Tencent s'est imposé dans le secteur grâce à des acquisitions successives de studios internationaux, tels que Riot Games (League of Legends) en 2011 et Supercell (Clash of Clans) en 2016, et des prises de participations, notamment dans Epic Games (Fortnite) et le français Voodoo. Son jeu mobile Honor of Kings, l'un des plus populaires en Chine (plus de 140 millions de joueurs actifs), devrait bénéficier d'une version internationale cette année. Cette semaine, Tencent a annoncé son partenariat avec Logitech pour lancer une console de jeu portable dédiée au cloud gaming. Avec plus de 25 milliards de dollars de revenus annuels générés par son activité jeu vidéo, Tencent est le leader mondial du secteur.

ubisoft, une cible qui se défend

Ubisoft, de son côté, a enregistré sur son exercice 2021-2022 une baisse de 4,4% de son chiffre d'affaires à 2,12 milliards d'euros et un résultat net en recul de 23%. La sortie de son jeu le plus attendu, Avatar, a été repoussée de fin 2022 à 2023 ou 2024. L'éditeur d'Assassin's Creed, Rayman et Far Cry est l'un des rares groupes encore indépendants sur le marché, avec Take-Two (qui a racheté Zynga en janvier) et Electronic Arts.

Le cours d'Ubisoft avait déjà rebondi en janvier 2022 après l'annonce du méga-rachat d'Activision Blizzard par Microsoft, pour 68,7 milliards de dollars.
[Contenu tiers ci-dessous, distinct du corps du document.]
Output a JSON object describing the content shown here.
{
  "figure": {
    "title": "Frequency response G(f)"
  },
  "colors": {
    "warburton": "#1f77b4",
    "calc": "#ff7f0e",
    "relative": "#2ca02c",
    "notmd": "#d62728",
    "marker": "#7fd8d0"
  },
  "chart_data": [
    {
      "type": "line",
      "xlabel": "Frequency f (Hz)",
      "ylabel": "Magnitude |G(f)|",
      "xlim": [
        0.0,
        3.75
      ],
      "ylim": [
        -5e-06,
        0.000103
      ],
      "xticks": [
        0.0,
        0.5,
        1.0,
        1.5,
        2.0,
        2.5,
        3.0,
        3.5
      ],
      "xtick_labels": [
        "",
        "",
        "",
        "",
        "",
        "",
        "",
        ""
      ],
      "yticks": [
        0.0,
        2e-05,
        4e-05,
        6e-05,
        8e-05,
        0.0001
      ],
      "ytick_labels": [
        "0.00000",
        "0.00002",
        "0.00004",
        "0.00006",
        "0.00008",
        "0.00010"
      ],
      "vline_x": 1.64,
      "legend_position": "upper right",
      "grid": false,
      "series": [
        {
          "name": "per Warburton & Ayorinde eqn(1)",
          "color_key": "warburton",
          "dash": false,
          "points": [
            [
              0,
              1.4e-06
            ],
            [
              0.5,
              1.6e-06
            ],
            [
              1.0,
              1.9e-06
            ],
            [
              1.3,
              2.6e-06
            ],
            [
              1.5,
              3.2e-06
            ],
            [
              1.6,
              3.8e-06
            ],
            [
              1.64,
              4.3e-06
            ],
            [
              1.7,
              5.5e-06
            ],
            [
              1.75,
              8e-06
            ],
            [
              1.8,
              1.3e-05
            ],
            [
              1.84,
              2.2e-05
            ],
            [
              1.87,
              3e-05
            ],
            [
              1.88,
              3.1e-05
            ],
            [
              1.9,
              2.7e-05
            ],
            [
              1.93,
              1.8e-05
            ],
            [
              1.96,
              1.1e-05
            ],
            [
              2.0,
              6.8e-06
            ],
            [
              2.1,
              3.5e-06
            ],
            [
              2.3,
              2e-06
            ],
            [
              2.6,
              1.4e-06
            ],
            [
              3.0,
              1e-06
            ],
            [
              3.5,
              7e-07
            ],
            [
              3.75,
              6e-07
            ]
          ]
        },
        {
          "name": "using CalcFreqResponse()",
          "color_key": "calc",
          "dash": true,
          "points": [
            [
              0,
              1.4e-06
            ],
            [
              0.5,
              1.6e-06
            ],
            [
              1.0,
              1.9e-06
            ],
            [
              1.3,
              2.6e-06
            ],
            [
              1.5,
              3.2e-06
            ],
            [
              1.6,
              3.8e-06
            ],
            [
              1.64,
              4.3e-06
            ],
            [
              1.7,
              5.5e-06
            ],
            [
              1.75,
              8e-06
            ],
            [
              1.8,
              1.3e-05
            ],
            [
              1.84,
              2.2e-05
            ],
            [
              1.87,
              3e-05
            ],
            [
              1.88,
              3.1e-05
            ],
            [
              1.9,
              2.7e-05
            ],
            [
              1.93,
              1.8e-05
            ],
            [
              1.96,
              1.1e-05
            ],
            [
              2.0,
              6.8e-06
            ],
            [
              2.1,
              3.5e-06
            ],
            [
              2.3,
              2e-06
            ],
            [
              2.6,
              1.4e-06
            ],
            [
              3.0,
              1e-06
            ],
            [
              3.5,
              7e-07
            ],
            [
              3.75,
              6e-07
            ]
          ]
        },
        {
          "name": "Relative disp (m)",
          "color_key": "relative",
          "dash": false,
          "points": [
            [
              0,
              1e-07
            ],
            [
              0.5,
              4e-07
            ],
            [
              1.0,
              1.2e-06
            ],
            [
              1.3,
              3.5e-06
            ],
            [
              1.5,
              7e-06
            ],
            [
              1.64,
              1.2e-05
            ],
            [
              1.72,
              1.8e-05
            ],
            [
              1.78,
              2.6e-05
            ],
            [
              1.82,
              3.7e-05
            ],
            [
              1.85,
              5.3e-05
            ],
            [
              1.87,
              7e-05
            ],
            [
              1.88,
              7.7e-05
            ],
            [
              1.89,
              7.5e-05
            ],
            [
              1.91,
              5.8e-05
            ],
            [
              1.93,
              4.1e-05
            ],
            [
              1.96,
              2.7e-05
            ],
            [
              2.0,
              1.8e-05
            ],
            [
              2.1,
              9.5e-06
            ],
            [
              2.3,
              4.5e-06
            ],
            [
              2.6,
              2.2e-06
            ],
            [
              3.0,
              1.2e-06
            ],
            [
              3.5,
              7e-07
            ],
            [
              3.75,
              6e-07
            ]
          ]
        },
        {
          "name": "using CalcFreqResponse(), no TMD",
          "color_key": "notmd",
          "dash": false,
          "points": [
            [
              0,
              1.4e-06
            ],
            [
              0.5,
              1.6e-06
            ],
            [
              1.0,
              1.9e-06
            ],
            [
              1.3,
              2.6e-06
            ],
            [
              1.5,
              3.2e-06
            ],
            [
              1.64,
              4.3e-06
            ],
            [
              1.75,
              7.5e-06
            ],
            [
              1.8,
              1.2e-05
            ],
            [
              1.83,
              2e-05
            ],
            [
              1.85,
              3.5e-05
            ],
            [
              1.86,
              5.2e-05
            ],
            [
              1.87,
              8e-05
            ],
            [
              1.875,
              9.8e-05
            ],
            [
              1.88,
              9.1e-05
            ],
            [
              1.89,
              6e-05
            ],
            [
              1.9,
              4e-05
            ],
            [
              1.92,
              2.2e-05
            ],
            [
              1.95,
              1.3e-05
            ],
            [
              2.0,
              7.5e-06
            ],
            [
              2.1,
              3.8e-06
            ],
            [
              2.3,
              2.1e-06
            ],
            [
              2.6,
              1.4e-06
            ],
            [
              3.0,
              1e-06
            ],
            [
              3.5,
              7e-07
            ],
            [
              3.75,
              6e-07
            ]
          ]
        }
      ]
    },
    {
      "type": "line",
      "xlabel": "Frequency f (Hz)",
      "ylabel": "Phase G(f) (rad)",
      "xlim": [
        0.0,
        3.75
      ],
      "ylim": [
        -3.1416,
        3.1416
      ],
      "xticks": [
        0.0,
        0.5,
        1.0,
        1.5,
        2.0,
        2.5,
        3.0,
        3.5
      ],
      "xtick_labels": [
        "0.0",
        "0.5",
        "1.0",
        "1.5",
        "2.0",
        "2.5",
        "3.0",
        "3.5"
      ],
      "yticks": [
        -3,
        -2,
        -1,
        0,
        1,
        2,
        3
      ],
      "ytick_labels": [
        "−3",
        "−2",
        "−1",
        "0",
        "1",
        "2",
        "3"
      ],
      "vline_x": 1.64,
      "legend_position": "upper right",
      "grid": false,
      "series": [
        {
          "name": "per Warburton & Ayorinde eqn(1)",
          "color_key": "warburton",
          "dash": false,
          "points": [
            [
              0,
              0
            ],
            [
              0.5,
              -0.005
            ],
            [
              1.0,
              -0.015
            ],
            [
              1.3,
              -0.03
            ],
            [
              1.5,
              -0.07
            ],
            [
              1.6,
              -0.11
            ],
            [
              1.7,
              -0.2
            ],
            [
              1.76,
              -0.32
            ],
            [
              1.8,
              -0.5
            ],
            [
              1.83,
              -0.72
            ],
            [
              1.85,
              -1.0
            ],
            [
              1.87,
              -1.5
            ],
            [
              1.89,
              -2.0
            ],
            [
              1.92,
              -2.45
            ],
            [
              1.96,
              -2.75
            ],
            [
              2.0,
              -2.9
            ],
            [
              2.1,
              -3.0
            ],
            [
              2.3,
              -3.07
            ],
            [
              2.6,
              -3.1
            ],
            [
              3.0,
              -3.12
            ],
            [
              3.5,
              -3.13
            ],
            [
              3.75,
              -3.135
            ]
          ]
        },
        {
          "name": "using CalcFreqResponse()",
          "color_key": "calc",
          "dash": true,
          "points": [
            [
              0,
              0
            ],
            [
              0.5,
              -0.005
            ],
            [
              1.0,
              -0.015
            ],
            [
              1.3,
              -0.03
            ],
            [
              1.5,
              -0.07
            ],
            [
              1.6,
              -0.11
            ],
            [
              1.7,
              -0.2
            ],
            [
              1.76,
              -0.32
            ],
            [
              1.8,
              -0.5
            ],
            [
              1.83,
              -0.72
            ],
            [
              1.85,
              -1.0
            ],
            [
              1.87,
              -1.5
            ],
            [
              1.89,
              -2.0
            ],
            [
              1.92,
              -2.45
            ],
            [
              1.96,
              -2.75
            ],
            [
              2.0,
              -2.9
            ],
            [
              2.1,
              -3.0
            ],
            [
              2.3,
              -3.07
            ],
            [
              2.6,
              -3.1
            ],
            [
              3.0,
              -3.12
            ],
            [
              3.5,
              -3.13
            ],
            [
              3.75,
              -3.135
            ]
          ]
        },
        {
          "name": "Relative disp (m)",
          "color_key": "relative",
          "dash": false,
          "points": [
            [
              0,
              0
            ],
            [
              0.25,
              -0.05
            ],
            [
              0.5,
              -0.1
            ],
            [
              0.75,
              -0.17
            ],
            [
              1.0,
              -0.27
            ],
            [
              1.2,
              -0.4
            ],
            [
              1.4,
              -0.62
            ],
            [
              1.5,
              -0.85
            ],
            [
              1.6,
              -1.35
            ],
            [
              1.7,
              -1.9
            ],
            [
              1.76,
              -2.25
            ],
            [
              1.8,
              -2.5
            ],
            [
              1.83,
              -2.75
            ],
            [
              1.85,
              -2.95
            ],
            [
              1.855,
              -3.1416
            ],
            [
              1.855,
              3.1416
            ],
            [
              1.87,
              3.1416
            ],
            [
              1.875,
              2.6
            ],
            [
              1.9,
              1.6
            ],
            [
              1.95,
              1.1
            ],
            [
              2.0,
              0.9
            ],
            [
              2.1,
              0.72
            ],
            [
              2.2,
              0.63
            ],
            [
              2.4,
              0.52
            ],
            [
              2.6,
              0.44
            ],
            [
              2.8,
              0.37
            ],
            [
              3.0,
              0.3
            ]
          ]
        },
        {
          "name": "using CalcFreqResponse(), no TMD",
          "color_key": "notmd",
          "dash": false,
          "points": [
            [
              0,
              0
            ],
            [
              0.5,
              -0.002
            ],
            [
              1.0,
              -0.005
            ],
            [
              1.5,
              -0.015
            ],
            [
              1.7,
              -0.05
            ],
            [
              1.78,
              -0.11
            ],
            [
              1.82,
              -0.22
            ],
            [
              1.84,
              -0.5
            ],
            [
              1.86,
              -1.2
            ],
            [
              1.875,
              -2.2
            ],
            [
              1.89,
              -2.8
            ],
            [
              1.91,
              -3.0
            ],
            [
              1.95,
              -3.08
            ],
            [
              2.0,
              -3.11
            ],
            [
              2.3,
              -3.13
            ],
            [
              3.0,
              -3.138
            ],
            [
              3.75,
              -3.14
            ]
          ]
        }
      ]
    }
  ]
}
Rebelote en mai dernier, sur une rumeur de rapprochement de la famille Guillemot avec un fonds d'investissement, qui lui aurait permis de racheter ses actions pour sortir de la cote afin de se prémunir justement contre une OPA hostile, comme celle lancée par Vivendi quelques années plus tôt. Jusqu'à présent le groupe français a toujours réussi à résister aux tentatives de rachat. En 2004, Electronic Arts s'était lui aussi cassé les dents.

Lors de la présentation de ses résultats en février dernier, Yves Guillemot déclarait : "Ubisoft peut rester indépendant. Nous avons le talent, l'envergure industrielle et financière, et un large portefeuille de licences puissantes. Cela étant dit, s'il y avait une offre pour nous acheter, le conseil d'administration l'examinerait bien sûr dans l'intérêt de toutes les parties prenantes".